Выбрать главу

— Лаврентий, а ведь ты замечательно прав. Мы и немцам листочки скинем. Если этот Варлаам устроил в июне мороз, то что он может устроить в ноябре, представляешь? Ты кулаки не сжимай и пенсне подними. Без пенсне ты слеп, а ты мне зрячий нужен.

— А я и без пенсне вижу, что... Ну, чем мы будем защищать Москву, Коба?! У нас же ничего нет! Нас раздавят и перестреляют, как куропаток!.. И передавят, как этих твоих клещей!

— Нет, Лаврентий, успокойся. Клещи, на пшеницу посягнувшие, в очередной раз передохнут.

— Да с чего им передыхать-то? На генерала Мороза надеешься?

— Нет, Лаврентий. Я надеюсь на тех, в чьем подчинении генерал Мороз.

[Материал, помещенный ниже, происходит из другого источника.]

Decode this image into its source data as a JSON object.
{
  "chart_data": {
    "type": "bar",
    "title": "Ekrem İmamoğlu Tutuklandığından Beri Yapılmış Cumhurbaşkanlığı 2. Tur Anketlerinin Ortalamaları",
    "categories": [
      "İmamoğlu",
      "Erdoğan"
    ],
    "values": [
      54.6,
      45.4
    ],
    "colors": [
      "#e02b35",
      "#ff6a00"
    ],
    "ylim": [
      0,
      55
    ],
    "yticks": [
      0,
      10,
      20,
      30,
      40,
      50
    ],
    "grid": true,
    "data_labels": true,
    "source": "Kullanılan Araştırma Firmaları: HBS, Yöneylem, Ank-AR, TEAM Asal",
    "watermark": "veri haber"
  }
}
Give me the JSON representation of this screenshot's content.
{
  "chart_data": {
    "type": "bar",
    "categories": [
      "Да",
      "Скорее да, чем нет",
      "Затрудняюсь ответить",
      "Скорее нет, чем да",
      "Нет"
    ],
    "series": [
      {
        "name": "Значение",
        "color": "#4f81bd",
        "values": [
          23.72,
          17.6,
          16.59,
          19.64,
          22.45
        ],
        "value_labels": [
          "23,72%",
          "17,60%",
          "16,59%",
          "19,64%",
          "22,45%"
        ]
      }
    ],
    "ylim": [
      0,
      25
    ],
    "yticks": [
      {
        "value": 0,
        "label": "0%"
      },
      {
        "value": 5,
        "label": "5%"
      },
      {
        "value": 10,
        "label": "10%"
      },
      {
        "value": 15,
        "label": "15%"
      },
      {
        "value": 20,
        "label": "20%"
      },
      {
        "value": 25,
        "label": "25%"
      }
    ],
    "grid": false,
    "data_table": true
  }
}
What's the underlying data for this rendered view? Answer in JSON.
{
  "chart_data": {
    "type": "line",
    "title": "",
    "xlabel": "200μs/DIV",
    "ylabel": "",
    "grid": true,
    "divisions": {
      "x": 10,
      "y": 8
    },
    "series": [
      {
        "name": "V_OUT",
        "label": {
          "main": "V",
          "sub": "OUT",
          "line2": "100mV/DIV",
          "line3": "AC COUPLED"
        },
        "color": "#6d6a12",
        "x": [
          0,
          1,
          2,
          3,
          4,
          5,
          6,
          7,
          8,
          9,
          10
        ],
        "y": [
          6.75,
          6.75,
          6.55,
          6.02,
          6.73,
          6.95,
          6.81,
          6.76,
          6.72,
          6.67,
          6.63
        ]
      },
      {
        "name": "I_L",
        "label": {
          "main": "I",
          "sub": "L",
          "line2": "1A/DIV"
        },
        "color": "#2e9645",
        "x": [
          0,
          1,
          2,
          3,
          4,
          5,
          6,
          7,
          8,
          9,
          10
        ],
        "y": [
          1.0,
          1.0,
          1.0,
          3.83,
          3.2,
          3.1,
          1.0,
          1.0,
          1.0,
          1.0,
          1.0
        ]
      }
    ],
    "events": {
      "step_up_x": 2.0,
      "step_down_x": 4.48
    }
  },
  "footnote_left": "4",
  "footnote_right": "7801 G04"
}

— Да!.. — стукнул кулаком по столу, не выдержал, едва по пенсне своему не попал. — Да некому!..

— Есть Кому!

Так прозвучало, что все остальные члены Ставки, с угрюмым страхом смотревшие перед собой, в который уже раз за сегодня одновременно повернули головы на Хозяина. А тот со странной улыбкой смотрел одновременно и на портреты, и на окно, за которым бушевала метель. И будто что-то видел там, чего никто из присутствующих видеть не мог. И глаза его ничем не походили на страшные июньские. В них виделась ясность, спокойствие и ответственность.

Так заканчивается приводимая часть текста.